With cloud computing services likely to mature significantly over the next five years, hardware giant Intel and business software firm SAP have launched a new collaborative venture to examine opportunities in this area.
The launch was announced at Belfast’s Titanic Quarter business and science park last week.
Called a "co-lab", the collaboration is housed in a building yards from the dock that saw the ill-fated Titanic set sail on its maiden voyage.
The collaboration will investigate practical and business aspects of cloud computing such as power saving, virtualisation, and the provision of business services similar to those aimed at consumers by Twitter and Google.
Intel will look at hardware and the cloud
The Intel side of the co-lab will focus on the hardware needed for cloud computing infrastructures, while SAP will look at how to engineer its software to move to a cloud computing platform.
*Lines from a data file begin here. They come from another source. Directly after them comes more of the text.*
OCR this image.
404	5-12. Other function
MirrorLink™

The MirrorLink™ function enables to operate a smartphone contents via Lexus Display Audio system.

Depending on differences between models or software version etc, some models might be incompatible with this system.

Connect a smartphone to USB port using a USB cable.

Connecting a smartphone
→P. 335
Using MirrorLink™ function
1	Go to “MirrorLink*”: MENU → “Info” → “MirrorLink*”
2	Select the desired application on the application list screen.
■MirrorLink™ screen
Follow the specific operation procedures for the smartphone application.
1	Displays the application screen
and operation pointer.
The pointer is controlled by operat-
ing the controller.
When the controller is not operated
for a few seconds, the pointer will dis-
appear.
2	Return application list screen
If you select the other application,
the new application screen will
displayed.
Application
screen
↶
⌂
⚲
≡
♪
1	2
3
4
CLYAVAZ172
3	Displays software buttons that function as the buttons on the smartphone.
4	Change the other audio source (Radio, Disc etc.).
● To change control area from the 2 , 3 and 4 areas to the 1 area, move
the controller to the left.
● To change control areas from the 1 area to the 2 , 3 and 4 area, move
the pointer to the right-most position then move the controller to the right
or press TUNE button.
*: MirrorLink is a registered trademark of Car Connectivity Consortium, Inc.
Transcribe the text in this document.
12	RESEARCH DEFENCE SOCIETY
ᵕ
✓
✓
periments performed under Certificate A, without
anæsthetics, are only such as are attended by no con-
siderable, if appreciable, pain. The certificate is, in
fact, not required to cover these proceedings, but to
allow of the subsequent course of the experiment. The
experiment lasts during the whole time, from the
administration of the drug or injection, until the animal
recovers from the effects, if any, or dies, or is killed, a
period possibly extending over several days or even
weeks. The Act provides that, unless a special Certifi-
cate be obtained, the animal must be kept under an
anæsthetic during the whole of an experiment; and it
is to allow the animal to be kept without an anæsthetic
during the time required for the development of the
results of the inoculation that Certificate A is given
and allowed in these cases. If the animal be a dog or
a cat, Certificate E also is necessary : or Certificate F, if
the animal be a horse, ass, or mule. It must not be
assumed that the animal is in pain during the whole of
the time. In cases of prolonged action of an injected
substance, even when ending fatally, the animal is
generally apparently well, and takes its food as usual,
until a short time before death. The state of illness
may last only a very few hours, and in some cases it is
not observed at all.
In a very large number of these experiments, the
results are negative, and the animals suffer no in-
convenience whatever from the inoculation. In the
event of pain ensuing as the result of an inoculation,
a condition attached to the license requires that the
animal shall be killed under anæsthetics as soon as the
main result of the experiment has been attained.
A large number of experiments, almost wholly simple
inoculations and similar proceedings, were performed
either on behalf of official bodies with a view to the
However, both companies won't be engineering discrete systems, the solutions they come up with, "will need to be end-to-end customer-focused ones," said SAP global head of research Lutz Heuser
Intel Labs Europe director Martin Curley, who instigated the closer collaboration, said: "After deciding that the co-lab would be a good idea, we outlined a number of hot topics that were of interest to both companies - areas that would benefit both companies if we pooled our resources."
Intel chief technology officer and head of Intel labs Justin Rattner agreed that collaboration was important: "We think of the co-lab as a new way of doing research," he said. "It’s clear that no one company can expect to do all the heavy lifting necessary to move new technology into the market place, and it’s only through such partnerships that we can accelerate innovation."
Rattner said it was important to recognise that consumer cloud services are difficult to conduct research on. To enable this, Intel has created a separate infrastructure.
"This allows research firms to trial computing services in a secure and harmless way. This is an acknowledgment that enterprises need access to a universal test bed," he said.
Rattner also addressed the environmental side of cloud computing.
"It’s no accident that these datacentres have sprung up in areas with cooler climates - it’s a way to avoid using large amounts of power to cool their infrastructures," he said.
Rattner cites Google and Microsoft's datacentres as examples - both are situated on the Columbia river in the US.
"You pass Google’s datacentre and then further north you pass Microsoft’s datacentre. A large river with a high water flow is a very convenient cooling mechanism," he said.
Rattner pointed out that the physical hardware of cloud infrastructures uses only a small part of the energy required - in the order of two per cent.
He said: "So even though we can have a big impact on the amount of power that the electronics is consuming, it turns out there are other factors that were historically beyond our control - we will be examining these in the co-lab."
These factors include an incremental cost per server for distributing power around the datacentre; providing an uninterruptible power supply for electricity supply glitches; and cooling fans for removing heat from the datacentre.
Rattner explained there were ways to minimise these losses with a total systems approach to energy reduction: "This is just one of the areas we’ll be looking at."
SAP to focus on software in the cloud
Heuser said SAP's focus would include " projects that focus on supporting virtualisation technology using SAP applications. It will be important to see how you can manage your datacentre in a different way".
Heuser said the major technology for the next decade would be internet services. He said that although consumer-based services from the likes of Google and Twitter have been successful, these have not arrived yet for enterprises.
"We hope that our joint research with Intel will allow us to deliver such services to enterprises within the next five years," he said.
Heuser said he was looking forward to the internet of the future.
"We will see convergence mature to the the extent that we can put core business services on the web," he said.